In all fairness, part of the reason westerns tend to blend together for me is that the western has never been my favorite genre. I think it goes back to when I was a kid, and my movie projectionist uncle invited us over to watch Doris Day in a print of Calamity Jane that he had. I didn't particularly want to be their, and I don't think that Calamity Jane is really the sort of film that would appeal to the average young boy, either. It's put me right off westerns, musicals, and Doris Day. I've come around on some good westerns, but as you can see they still have a tendency to get lumped together.
Anyhow, the basic plot of The Man From Laramie involves James Stewart, playing a man from someplace up North who shows up in an isolated area of New Mexico following clues in the murder of his brother. Stewart walks right into a war between an elderly rancher (Donald Crisp), the rancher's biological son (Alex Nicol) and his surrogate son (Arthur Kennedy); further complicating things are Crisp's niece (Cathy O'Donnell) and a spinster rancher (Aline MacMahon) opposing Crisp. Oh, and somebody's running guns to the Apaches.

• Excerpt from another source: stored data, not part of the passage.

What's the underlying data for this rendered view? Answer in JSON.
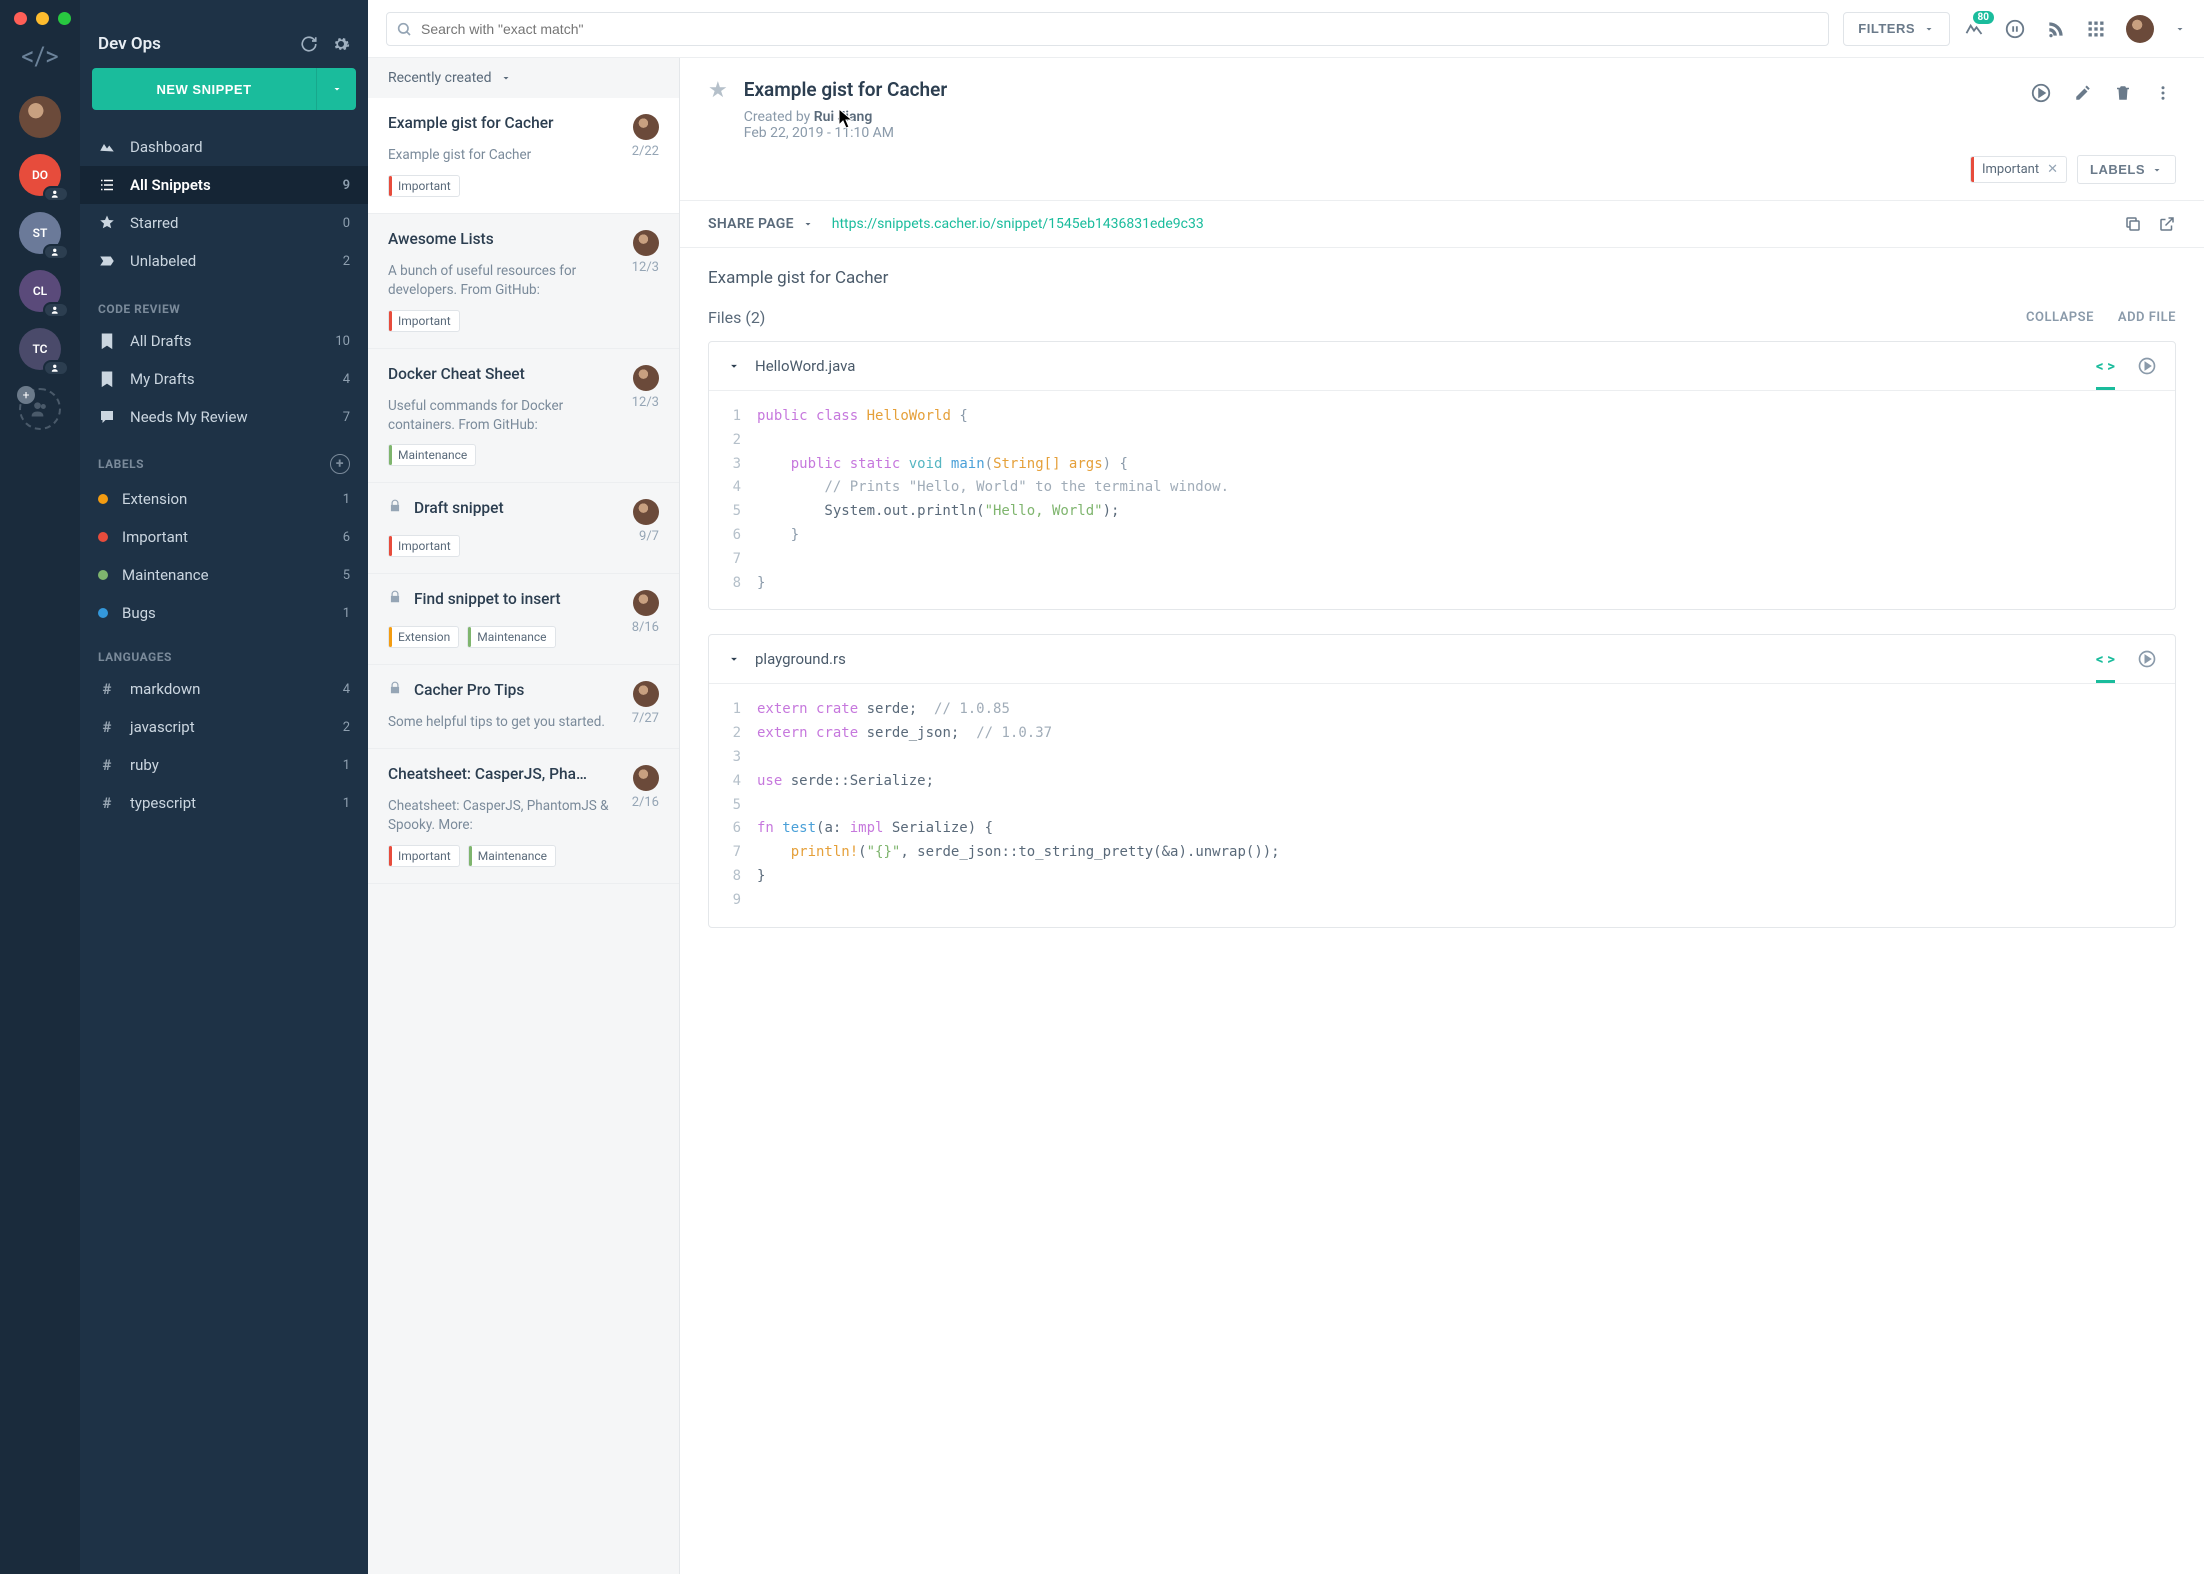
{
  "window": {
    "title": "Dev Ops"
  },
  "rail": {
    "badge_notif": "80",
    "teams": [
      {
        "id": "user",
        "type": "img"
      },
      {
        "id": "do",
        "label": "DO",
        "cls": "do"
      },
      {
        "id": "st",
        "label": "ST",
        "cls": "st"
      },
      {
        "id": "cl",
        "label": "CL",
        "cls": "cl"
      },
      {
        "id": "tc",
        "label": "TC",
        "cls": "tc"
      }
    ]
  },
  "sidebar": {
    "title": "Dev Ops",
    "new_snippet": "NEW SNIPPET",
    "nav": [
      {
        "icon": "chart",
        "label": "Dashboard"
      },
      {
        "icon": "list",
        "label": "All Snippets",
        "count": "9",
        "active": true
      },
      {
        "icon": "star",
        "label": "Starred",
        "count": "0"
      },
      {
        "icon": "tag",
        "label": "Unlabeled",
        "count": "2"
      }
    ],
    "section_review": "CODE REVIEW",
    "review": [
      {
        "icon": "bookmark",
        "label": "All Drafts",
        "count": "10"
      },
      {
        "icon": "bookmark",
        "label": "My Drafts",
        "count": "4"
      },
      {
        "icon": "review",
        "label": "Needs My Review",
        "count": "7"
      }
    ],
    "section_labels": "LABELS",
    "labels": [
      {
        "color": "#f39c12",
        "label": "Extension",
        "count": "1"
      },
      {
        "color": "#e74c3c",
        "label": "Important",
        "count": "6"
      },
      {
        "color": "#7fb56e",
        "label": "Maintenance",
        "count": "5"
      },
      {
        "color": "#3498db",
        "label": "Bugs",
        "count": "1"
      }
    ],
    "section_languages": "LANGUAGES",
    "languages": [
      {
        "label": "markdown",
        "count": "4"
      },
      {
        "label": "javascript",
        "count": "2"
      },
      {
        "label": "ruby",
        "count": "1"
      },
      {
        "label": "typescript",
        "count": "1"
      }
    ]
  },
  "topbar": {
    "search_placeholder": "Search with \"exact match\"",
    "filters": "FILTERS",
    "notif_badge": "80"
  },
  "list": {
    "sort": "Recently created",
    "items": [
      {
        "title": "Example gist for Cacher",
        "desc": "Example gist for Cacher",
        "date": "2/22",
        "tags": [
          {
            "label": "Important",
            "color": "#e74c3c"
          }
        ],
        "selected": true
      },
      {
        "title": "Awesome Lists",
        "desc": "A bunch of useful resources for developers. From GitHub:",
        "date": "12/3",
        "tags": [
          {
            "label": "Important",
            "color": "#e74c3c"
          }
        ]
      },
      {
        "title": "Docker Cheat Sheet",
        "desc": "Useful commands for Docker containers. From GitHub:",
        "date": "12/3",
        "tags": [
          {
            "label": "Maintenance",
            "color": "#7fb56e"
          }
        ]
      },
      {
        "title": "Draft snippet",
        "desc": "",
        "date": "9/7",
        "tags": [
          {
            "label": "Important",
            "color": "#e74c3c"
          }
        ],
        "locked": true
      },
      {
        "title": "Find snippet to insert",
        "desc": "",
        "date": "8/16",
        "tags": [
          {
            "label": "Extension",
            "color": "#f39c12"
          },
          {
            "label": "Maintenance",
            "color": "#7fb56e"
          }
        ],
        "locked": true
      },
      {
        "title": "Cacher Pro Tips",
        "desc": "Some helpful tips to get you started.",
        "date": "7/27",
        "tags": [],
        "locked": true
      },
      {
        "title": "Cheatsheet: CasperJS, Pha…",
        "desc": "Cheatsheet: CasperJS, PhantomJS & Spooky. More:",
        "date": "2/16",
        "tags": [
          {
            "label": "Important",
            "color": "#e74c3c"
          },
          {
            "label": "Maintenance",
            "color": "#7fb56e"
          }
        ]
      }
    ]
  },
  "detail": {
    "title": "Example gist for Cacher",
    "created_by_label": "Created by ",
    "author": "Rui Jiang",
    "timestamp": "Feb 22, 2019 - 11:10 AM",
    "chip": {
      "label": "Important",
      "color": "#e74c3c"
    },
    "labels_btn": "LABELS",
    "share_label": "SHARE PAGE",
    "share_url": "https://snippets.cacher.io/snippet/1545eb1436831ede9c33",
    "desc": "Example gist for Cacher",
    "files_label": "Files (2)",
    "collapse": "COLLAPSE",
    "add_file": "ADD FILE",
    "files": [
      {
        "name": "HelloWord.java",
        "lines": [
          {
            "n": "1",
            "html": "<span class='kw'>public</span> <span class='kw'>class</span> <span class='cls'>HelloWorld</span> <span class='punc'>{</span>"
          },
          {
            "n": "2",
            "html": ""
          },
          {
            "n": "3",
            "html": "    <span class='kw'>public</span> <span class='kw'>static</span> <span class='kw2'>void</span> <span class='fn'>main</span><span class='punc'>(</span><span class='type'>String[] args</span><span class='punc'>)</span> <span class='punc'>{</span>"
          },
          {
            "n": "4",
            "html": "        <span class='cmt'>// Prints \"Hello, World\" to the terminal window.</span>"
          },
          {
            "n": "5",
            "html": "        System.out.println(<span class='str'>\"Hello, World\"</span>);"
          },
          {
            "n": "6",
            "html": "    <span class='punc'>}</span>"
          },
          {
            "n": "7",
            "html": ""
          },
          {
            "n": "8",
            "html": "<span class='punc'>}</span>"
          }
        ]
      },
      {
        "name": "playground.rs",
        "lines": [
          {
            "n": "1",
            "html": "<span class='kw'>extern</span> <span class='kw'>crate</span> serde;  <span class='cmt'>// 1.0.85</span>"
          },
          {
            "n": "2",
            "html": "<span class='kw'>extern</span> <span class='kw'>crate</span> serde_json;  <span class='cmt'>// 1.0.37</span>"
          },
          {
            "n": "3",
            "html": ""
          },
          {
            "n": "4",
            "html": "<span class='kw'>use</span> serde::Serialize;"
          },
          {
            "n": "5",
            "html": ""
          },
          {
            "n": "6",
            "html": "<span class='kw'>fn</span> <span class='fn'>test</span>(a: <span class='kw'>impl</span> Serialize) {"
          },
          {
            "n": "7",
            "html": "    <span class='cls'>println!</span>(<span class='str'>\"{}\"</span>, serde_json::to_string_pretty(&a).unwrap());"
          },
          {
            "n": "8",
            "html": "}"
          },
          {
            "n": "9",
            "html": ""
          }
        ]
      }
    ]
  }
}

So when did I see The Man From Laramie last? The previous TCM airing was in July 2012, but looking through a search of old TCM schedules, I suppose there's something interesting to say about TCM programming. Or, more accurately, what they're able to license from various studios. I've got the TCM monthly schedules going back to July 2007, and a search shows that The Man From Laramie showed up on TCM a whopping six times in 2010, and only three times since. (That is, tomorrow's airing is the third time since the end of 2010.) I know that the general practice here in the US is to get the rights to a movie or block of TV shows for a set length of time, which is why it's so common to see stuff show up a bunch of times within a short period even on TCM. TCM, though, also licenses a lot of the stuff for a limited number of showings, which would explain the difference between The Man From Laramie showing up so much a few years back, and then suddenly almost disappearing.